Since February 2015 a series of killings has gripped Bangladesh, targeting secular bloggers, intellectuals, and religious minorities, among others. Dual U.S.-Bangladeshi citizen and secular blogger Avijit Roy and Xulhaz Mannan, a gay-rights activist who worked in Dhaka for the U.S. government, were among those killed in smaller-scale machete attacks.

Yet the mass killing of 20 hostages – mostly foreigners – at the Holey Artisan Bakery café in Dhaka’s diplomatic quarter on July 1 took the terror threat to a new level.

Kerry’s visit took place two days after Bangladeshi security forces shot and killed three suspected JMB militants in a raid on a house on the outskirts of Dhaka, including a Canadian citizen, Tamim Chowdhury.

Bangladeshi officials said Chowdhury, 30, led a faction of JMB known as Neo-JMB and they believed he was the “main mastermind” of the café attack.
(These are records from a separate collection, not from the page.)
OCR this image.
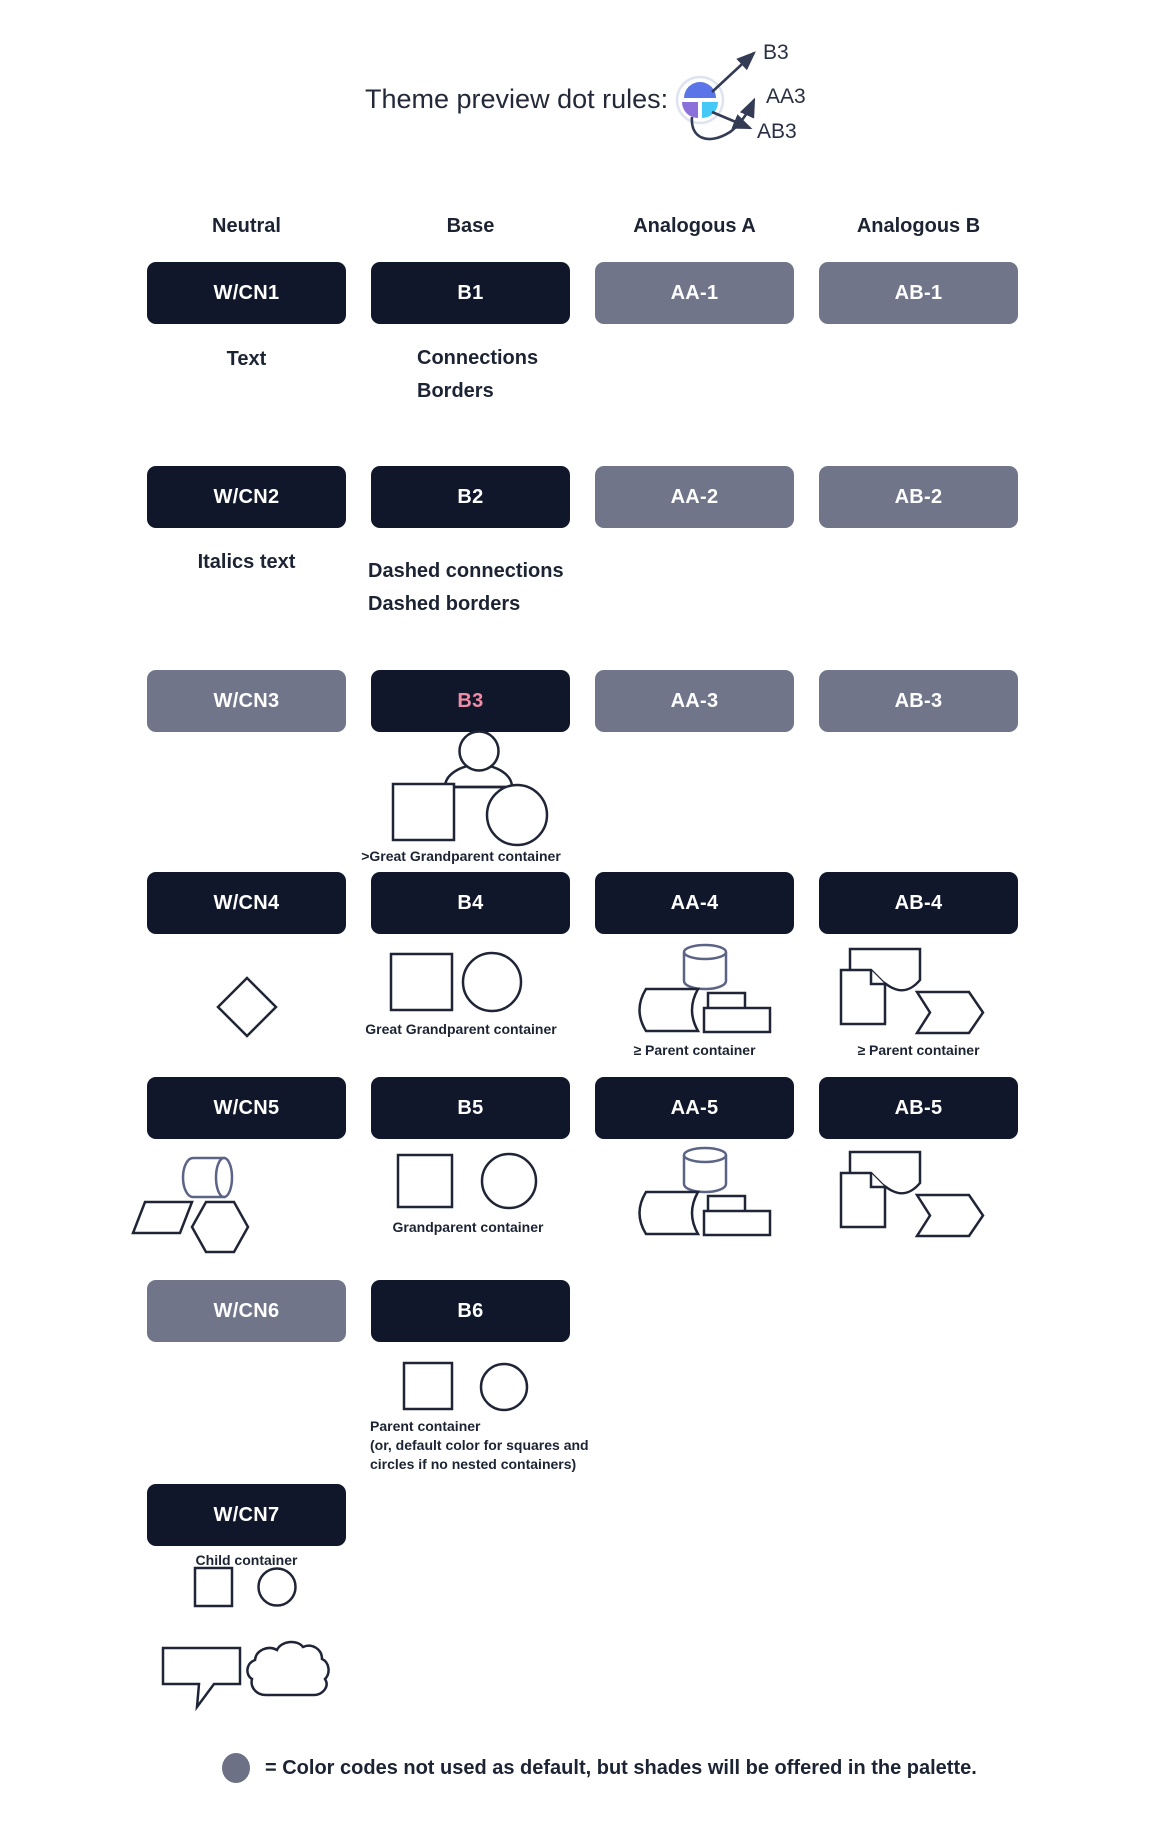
Theme preview dot rules:
B3
AA3
AB3
Neutral	Base	Analogous A	Analogous B
W/CN1	B1	AA-1	AB-1
Text	Connections
Borders
W/CN2	B2	AA-2	AB-2
Italics text	Dashed connections
Dashed borders
W/CN3	B3	AA-3	AB-3
>Great Grandparent container
W/CN4	B4	AA-4	AB-4
Great Grandparent container
≥ Parent container	≥ Parent container
W/CN5	B5	AA-5	AB-5
Grandparent container
W/CN6	B6
Parent container
(or, default color for squares and
circles if no nested containers)
W/CN7
Child container
= Color codes not used as default, but shades will be offered in the palette.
Earlier, police identified him as one of 10 “masterminds” behind the attack.

But, according to a recent edition of IS propaganda magazine Dabiq, Chowdhury was the leader of IS’s Bangladeshi network – an allegation that Bangladeshi officials rejected, even after his death. The edition, which came out in April, referred to Chowdhury by a different name – Shaykh Abu Ibrahim al-Hafiz – and described him as “the Amir [Emir] of the Khilafah’s soldiers in Bengal,” a reference to Bangladesh and IS’s self-proclaimed caliphate in the Middle East.

On Sunday, Bangladeshi authorities identified the two other suspects killed alongside Chowdhury. One was Towsif Hossain, a student at the Kuala Lumpur campus of Australia’s Monash University who came from a well-healed neighborhood in Dhaka and had been missing since February, police told Reuters. One of the five men killed after allegedly attacking the Holey Artisan Bakery, Nibras Islam, also was a student at the campus in Malaysia, Reuters said.
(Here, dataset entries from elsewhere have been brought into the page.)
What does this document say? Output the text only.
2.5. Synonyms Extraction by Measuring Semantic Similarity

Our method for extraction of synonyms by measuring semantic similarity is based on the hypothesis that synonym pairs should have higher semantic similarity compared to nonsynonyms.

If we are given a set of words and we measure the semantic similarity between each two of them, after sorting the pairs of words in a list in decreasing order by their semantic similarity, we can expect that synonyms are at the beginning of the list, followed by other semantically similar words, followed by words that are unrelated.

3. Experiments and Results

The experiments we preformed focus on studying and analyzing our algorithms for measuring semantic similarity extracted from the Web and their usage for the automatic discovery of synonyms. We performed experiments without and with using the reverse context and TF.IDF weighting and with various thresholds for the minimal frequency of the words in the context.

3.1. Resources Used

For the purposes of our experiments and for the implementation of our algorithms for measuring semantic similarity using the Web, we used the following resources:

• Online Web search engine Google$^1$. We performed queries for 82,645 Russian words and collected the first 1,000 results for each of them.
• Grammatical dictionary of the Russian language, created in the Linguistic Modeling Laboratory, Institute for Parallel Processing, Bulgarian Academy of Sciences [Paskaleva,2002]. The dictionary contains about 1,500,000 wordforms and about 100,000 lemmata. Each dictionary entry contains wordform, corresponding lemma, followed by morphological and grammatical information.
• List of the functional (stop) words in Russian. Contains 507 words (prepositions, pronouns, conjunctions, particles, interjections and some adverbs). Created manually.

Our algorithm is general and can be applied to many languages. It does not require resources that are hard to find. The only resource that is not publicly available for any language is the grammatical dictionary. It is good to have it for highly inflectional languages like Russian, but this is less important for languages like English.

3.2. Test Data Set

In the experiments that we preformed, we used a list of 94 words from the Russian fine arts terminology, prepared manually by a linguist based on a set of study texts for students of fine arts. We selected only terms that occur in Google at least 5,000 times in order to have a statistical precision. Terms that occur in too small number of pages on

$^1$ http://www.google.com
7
The other alleged militant slain in Saturday’s raid in Naryanganj district, Fazle Rabbi, came from Jessore district and had been missing from his family since April, police told Reuters.

‘Their twisted quest for fame’

Bangladeshi newspapers the Dhaka Tribune and Daily Star newspaper reported Chowdhury, a resident of Windsor, Ontario, was born in Canada on July 25, 1986, the son of merchant mariner who emigrated from Bangladesh’s northeastern district of Sylhet. The Tribune noted that Chowdhury majored in chemistry at the University of Windsor.

Bangladeshi police said that Chowdhury arrived in Bangladesh in October 2013 from Abu Dhabi.

Professor Amarnath Amarasingham, a post-doctoral fellow at Dalhousie University in Nova Scotia who specializes in counter-terrorism, told the National Post of Canada that he had heard that Chowdhury had emerged as a leader of the regional affiliate of IS after arriving in Bangladesh.

In an interview published in the Dhaka Tribune on Sunday, Amarasingham spoke about the implications of Chowdhury’s killing.

“Symbolically, it won’t much matter to his supporters who will see him as a martyr for the cause, continue to recruit and continue to plot attacks if possible,” the academic told the newspaper.

“Operationally, I think it could be quite significant. If as seems likely, the network in Bangladesh is small, the death of key operatives over the last several months will basically kill the movement. We will have to wait and see,” he added.

Since news of Chowdhury’s death spread, Bangladeshi immigrant communities in Canada condemned the violence allegedly espoused by the former resident of Windsor.

The Windsor Islamic Council, which earlier had confirmed that Chowdhury was a son of the city, said on Saturday that it had no knowledge of his background, according to the Canadian Press.

In a statement posted on its website, the council said it had adopted a policy of not talking about “the lives of violent extremists.”

“This policy stems from [a] deep conviction that talking about the lives of such individuals only dignifies their heinous acts and serves their twisted quest for fame,” the statement read.

“[W]e do not only condemn and reject all forms of violence in the name of our noble faith, but renew our commitment and determination to expose the criminal and anti-Islamic nature of extremism and terrorism,” it added.